Today, we focus on high net worth individuals such as corporate and institutional investors, but for you to increase the frequency of trading, one needs to leverage technology and reduce the barriers to people accessing the capital market. For instance, if I have to physically go to the Central Securities Clearing System to thumbprint and snap for a passport photograph, it is really stressful and archaic.
There is a need to reduce the process of opening a CSCS account as the first barrier to allowing more young investors access the market. If we have more of domestic investors, we would not be having this current fear of what the exit of foreign investors may bring. Failure to do that, in subsequent years, mean that when foreign investors sneeze, we would catch cold. We need to automate the process and leverage technology.
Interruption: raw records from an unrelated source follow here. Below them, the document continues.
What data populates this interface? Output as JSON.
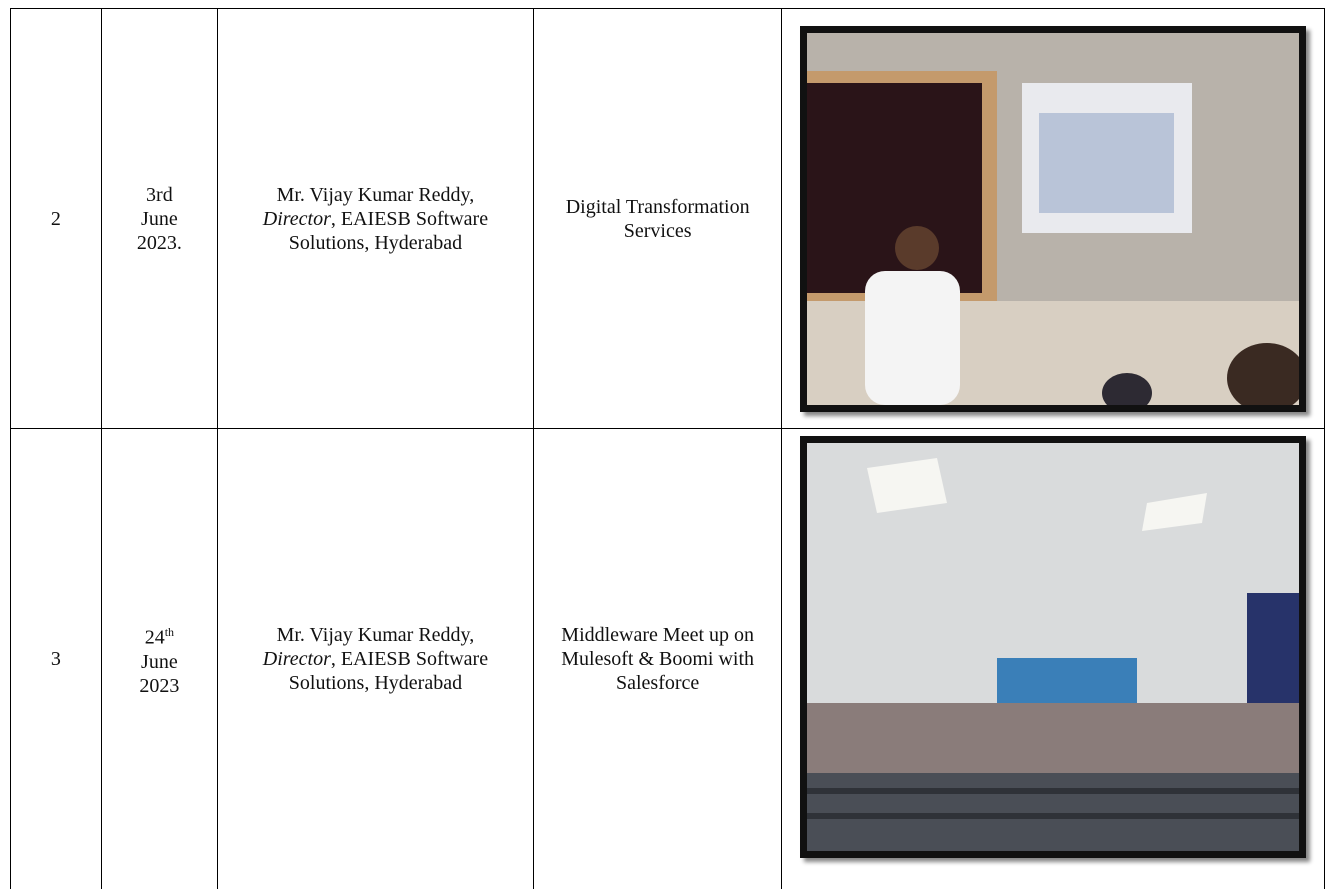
{
  "table": {
    "rows": [
      {
        "sno": "2",
        "date": {
          "day": "3rd",
          "day_suffix": null,
          "month": "June",
          "year": "2023."
        },
        "resource_person": {
          "before": "Mr. Vijay Kumar Reddy, ",
          "designation": "Director",
          "after": ", EAIESB Software Solutions, Hyderabad"
        },
        "topic": "Digital Transformation Services"
      },
      {
        "sno": "3",
        "date": {
          "day": "24",
          "day_suffix": "th",
          "month": "June",
          "year": "2023"
        },
        "resource_person": {
          "before": "Mr. Vijay Kumar Reddy, ",
          "designation": "Director",
          "after": ", EAIESB Software Solutions, Hyderabad"
        },
        "topic": "Middleware Meet up on Mulesoft & Boomi with Salesforce"
      }
    ]
  }
}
As a key operator and stakeholder in the capital market, what is BlackBit looking to do to contribute positively to the market performance?
We are an issuing house and we focus on infrastructure, we hope to see that some of the transactions we have done in recent times yield expected results. We monitor companies to ensure that corporate governance is observed and adherence to rules and regulations, and then we usher them into the market.
We are incubating companies that are capable of being introduced into the capital market. We also select viable companies that are able to build traction within three to four years and make good positive returns. After that, we can then take them through an IPO process. So, in essence, we are creating companies spanning energy and infrastructural sectors, among others, in readiness for listing through IPOs.